Les éditoriaux de Jacques Cheminade

Tony et Lionel, son parrain

vendredi 28 mai 1999

Lionel Jospin est parrain. Son filleul s’appelle Tony Blair. En effet, le Premier ministre britannique a reçu le 13 mai, à Aix-la-Chapelle, le prix Charlemagne et il a tenu à ce que ce soit son « ami français » qui le lui remette.

Ce dernier aurait pu se contenter des politesses d’usage sur l’Europe et ceux qui oeuvrent pour sa cause. Il a préféré souligner l’étroitesse des liens l’unissant à Tony. Qui avait entendu le discours de Jospin à Malmoë, après sa victoire de 1997, croyait rêver. Ecoutons-le aujourd’hui : « Nous sommes tous deux engagés dans la recherche de la modernité (sic), dans une fidélité à nos valeurs (re-sic), que chacun fait vivre à sa façon (re-re-sic)... Nous sommes enfin, cher Tony Blair, je peux le dire, des amis... Lorsque Tony Blair, le 2 mai 1997, a franchi le seuil du 10 Downing Street, c’est la Grande-Bretagne qui s’est engagée sur la route de l’Europe... Vous enseignez à nos compatriotes le sens de l’Europe ».

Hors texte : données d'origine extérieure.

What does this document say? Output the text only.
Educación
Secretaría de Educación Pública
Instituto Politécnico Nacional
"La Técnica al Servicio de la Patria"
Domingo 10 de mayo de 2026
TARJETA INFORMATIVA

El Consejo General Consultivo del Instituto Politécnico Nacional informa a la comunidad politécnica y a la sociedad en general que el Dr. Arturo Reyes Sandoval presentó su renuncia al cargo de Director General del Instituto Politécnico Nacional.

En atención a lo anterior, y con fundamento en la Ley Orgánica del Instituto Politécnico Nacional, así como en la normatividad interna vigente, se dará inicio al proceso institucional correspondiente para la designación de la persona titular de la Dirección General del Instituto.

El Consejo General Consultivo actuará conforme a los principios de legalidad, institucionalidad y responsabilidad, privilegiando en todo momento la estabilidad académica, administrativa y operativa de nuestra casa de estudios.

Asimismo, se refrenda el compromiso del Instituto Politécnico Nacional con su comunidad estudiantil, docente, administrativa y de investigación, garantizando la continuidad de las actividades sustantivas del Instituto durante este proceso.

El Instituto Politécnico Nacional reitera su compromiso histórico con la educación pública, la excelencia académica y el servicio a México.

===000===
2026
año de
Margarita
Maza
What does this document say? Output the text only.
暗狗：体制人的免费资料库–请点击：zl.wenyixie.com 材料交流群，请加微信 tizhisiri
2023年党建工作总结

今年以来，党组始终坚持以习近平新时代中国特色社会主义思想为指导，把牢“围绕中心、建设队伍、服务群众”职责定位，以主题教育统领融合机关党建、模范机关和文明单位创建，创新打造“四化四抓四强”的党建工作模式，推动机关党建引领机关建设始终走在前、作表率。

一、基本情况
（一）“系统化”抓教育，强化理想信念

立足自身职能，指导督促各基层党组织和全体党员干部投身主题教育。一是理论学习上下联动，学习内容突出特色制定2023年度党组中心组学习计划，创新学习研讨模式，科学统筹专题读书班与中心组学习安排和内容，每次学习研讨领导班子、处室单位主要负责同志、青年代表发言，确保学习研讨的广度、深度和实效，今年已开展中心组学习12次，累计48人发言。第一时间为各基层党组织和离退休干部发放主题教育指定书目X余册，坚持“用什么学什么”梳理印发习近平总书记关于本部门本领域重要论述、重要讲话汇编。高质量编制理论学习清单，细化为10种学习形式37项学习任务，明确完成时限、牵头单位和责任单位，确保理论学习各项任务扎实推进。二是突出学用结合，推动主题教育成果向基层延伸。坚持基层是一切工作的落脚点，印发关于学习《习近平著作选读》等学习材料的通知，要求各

L’aveu est de taille, mais clair. Il survient à un moment où l’on apprend que Blair, au lieu d’accroître le montant des aides sociales aux plus pauvres de ses concitoyens pour leur permettre d’acheter plus, organise des cours pour leur apprendre à cuisiner mieux en dépensant moins ! Mme Thatcher elle-même n’y avait pas pensé... mais Martine Aubry, en travestissant les 35 heures en cadeau aux grandes entreprises, fait de son côté assez fort.

Au-delà de cet événement secondaire, mais extrêmement significatif, il y a bien plus grave. Parlant à Naples, au congrès des socialistes européens, notre Premier ministre a justifié l’action de l’OTAN en glorifiant avec emphase « le combat pour la civilisation que nous menons ». En Afrique, alors que l’espérance de vie dans certains pays, faute de soins et de moyens, est tombée de dix ou vingt ans, comme au Swaziland ou en Zambie (36 ans !), Français et Britanniques se félicitent de leurs stratégies, coordonnent leurs politiques et échangent des fonctionnaires dans leurs ambassades respectives. Sans changer quoi que ce soit au modèle puisque tous les tyrans-compradores du continent peuvent continuer à se donner rendez-vous à Paris ou à Londres pour obtenir leurs subsides.

Tant d’hypocrisie - car on se permet encore de donner des leçons - est devenue insupportable. Se battre pour l’alternative permet de conserver notre santé mentale.